You can get a direct proof by noting that
$$
\sum_{1 \leq i < j \leq n} (x_i - x_j)^2 = (n-1) \sum_{1 \leq i \leq n} x_i^2 - 2 \sum_{1 \leq i < j \leq n} x_i x_j = n \sum_{1 \leq i \leq n} x_i^2 - \left(\sum_{1 \leq i \leq n} x_i\right)^2.
$$
Another possibility is given a probabilistic interpretation of user236182's proof. Let $X$ be a random variable ranging uniformly on the multiset $\{x_1,\ldots,x_n\}$. The variance of $X$ is
$$
V[X] = E[X^2] - E^2[X] = \frac{1}{n} \sum_{i=1}^n x_i - \frac{1}{n^2} \left(\sum_{i=1}^n x_i \right)^2.
$$
Yet another possibility is to minimize the right-hand side while keeping the left-hand side fixed. Suppose that $y + \delta \leq z - \delta$ for some $\delta \geq 0$. Then
$$
(y + \delta)^2 + (z - \delta)^2 = y^2 + z^2 + 2\delta (y - z + \delta) \leq y^2 + z^2.
$$
Let $\mu$ be the average of $x_1,\ldots,x_n$. If the vector $x_1,\ldots,x_n$ is not constant then we can always find some $i,j$ such that $x_i < \mu < x_j$. If $\mu \leq (x_i + x_j)/2$ then $x_i + (\mu - x_i) \leq x_j - (\mu - x_i)$, and so if we replace $x_i,x_j$ by $\mu,x_i+x_j-\mu$, not changing the left-hand side and not increasing the right-hand side. The case $\mu > (x_i + x_j)/2$ can be handled similarly. As a result, we have changed the values of $x_1,\ldots,x_n$ in a way that doesn't change the left-hand side and doesn't increase the right-hand side, and in addition increases the number of $x_i$s equal to $\mu$.
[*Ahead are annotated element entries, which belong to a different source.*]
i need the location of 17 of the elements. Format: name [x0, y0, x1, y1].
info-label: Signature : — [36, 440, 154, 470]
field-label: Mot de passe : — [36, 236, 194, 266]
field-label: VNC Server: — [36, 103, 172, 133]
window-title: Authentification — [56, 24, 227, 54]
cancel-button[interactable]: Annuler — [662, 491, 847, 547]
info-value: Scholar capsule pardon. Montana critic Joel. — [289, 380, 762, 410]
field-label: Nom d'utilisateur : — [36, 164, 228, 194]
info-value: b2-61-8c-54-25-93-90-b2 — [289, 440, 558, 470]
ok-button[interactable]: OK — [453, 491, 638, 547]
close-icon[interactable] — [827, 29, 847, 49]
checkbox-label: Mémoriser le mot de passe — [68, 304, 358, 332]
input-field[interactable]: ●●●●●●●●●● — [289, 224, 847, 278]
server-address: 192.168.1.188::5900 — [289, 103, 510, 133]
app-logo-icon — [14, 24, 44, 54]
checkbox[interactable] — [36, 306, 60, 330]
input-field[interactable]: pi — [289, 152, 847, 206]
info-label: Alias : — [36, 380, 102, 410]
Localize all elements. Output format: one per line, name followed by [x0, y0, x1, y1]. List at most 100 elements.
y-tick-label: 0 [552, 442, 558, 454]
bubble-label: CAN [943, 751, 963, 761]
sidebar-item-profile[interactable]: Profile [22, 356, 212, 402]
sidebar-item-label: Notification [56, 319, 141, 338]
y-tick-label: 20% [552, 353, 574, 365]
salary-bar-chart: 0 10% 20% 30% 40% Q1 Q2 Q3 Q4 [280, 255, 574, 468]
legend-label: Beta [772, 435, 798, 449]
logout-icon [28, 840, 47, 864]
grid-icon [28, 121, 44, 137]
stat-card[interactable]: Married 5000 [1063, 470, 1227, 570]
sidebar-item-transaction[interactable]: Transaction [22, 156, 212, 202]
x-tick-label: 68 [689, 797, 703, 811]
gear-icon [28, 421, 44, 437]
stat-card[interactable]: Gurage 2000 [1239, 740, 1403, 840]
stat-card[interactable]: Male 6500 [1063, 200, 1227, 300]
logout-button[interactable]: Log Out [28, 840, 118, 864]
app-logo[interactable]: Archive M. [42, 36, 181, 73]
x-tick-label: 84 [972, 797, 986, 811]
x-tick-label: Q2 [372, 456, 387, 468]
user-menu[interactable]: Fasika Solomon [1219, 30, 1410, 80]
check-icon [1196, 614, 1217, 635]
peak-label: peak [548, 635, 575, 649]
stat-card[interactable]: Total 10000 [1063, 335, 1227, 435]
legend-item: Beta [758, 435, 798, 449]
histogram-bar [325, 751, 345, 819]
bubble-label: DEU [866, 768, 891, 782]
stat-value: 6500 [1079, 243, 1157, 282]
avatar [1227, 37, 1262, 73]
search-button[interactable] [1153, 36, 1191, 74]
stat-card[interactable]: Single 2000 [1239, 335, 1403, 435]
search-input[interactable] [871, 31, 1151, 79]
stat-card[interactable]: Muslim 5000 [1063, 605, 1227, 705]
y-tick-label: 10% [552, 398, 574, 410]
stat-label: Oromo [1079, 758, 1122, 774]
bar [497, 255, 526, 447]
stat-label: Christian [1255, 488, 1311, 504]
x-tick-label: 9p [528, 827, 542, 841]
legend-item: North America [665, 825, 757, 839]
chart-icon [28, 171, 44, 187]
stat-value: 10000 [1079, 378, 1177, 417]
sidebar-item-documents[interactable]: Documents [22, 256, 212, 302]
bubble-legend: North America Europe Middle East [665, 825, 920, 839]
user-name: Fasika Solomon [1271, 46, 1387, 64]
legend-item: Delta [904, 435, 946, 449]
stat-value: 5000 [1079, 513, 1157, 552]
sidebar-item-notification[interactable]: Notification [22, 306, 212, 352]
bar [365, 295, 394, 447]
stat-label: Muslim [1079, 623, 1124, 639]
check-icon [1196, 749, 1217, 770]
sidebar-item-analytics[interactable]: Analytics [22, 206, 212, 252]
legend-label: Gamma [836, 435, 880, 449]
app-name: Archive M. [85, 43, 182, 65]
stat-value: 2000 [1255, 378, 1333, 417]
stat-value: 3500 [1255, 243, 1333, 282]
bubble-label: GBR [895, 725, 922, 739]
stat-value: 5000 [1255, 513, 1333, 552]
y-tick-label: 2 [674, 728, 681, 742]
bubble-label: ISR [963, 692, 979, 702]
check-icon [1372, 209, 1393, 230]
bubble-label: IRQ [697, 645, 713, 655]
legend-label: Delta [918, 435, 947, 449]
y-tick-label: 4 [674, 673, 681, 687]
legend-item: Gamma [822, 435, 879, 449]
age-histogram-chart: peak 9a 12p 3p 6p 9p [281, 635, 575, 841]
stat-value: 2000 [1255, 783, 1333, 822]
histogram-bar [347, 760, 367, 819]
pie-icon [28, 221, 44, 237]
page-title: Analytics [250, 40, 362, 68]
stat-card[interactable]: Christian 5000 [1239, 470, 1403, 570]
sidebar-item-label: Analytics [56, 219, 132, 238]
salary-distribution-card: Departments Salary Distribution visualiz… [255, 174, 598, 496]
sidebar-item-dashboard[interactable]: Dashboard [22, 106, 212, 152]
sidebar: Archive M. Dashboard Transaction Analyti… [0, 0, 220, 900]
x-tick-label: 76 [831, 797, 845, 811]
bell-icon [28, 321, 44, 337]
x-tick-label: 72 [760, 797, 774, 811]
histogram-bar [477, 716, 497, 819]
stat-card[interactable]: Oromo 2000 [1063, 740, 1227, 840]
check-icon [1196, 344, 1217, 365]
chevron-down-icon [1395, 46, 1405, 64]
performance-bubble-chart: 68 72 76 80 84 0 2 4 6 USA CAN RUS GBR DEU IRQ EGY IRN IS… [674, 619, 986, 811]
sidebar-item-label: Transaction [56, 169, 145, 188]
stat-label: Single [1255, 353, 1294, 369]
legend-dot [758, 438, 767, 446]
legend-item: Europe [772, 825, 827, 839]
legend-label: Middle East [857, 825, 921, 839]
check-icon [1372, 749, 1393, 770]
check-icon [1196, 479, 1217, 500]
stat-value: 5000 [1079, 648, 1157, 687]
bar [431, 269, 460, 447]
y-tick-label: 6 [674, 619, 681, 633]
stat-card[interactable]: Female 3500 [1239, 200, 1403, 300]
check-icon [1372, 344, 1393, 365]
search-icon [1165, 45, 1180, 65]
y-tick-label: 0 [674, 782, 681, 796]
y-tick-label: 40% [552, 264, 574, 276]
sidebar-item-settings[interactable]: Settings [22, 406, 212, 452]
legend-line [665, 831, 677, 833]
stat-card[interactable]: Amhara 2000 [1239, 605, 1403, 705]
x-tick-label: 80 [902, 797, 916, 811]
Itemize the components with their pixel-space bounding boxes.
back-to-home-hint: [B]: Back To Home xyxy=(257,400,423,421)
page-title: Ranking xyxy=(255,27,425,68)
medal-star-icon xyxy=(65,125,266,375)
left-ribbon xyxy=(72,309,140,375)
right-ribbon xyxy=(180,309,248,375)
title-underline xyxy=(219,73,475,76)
Repeating this operation at most $n-1$ times, we reach the constant $\mu$ vector, for which the inequality trivially holds (both sides equal $(n\mu)^2$). Looking back at the original inequality, its right-hand side cannot be any smaller than $(n\mu)^2$ (since our modification can't have increased it), and we deduce the inequality.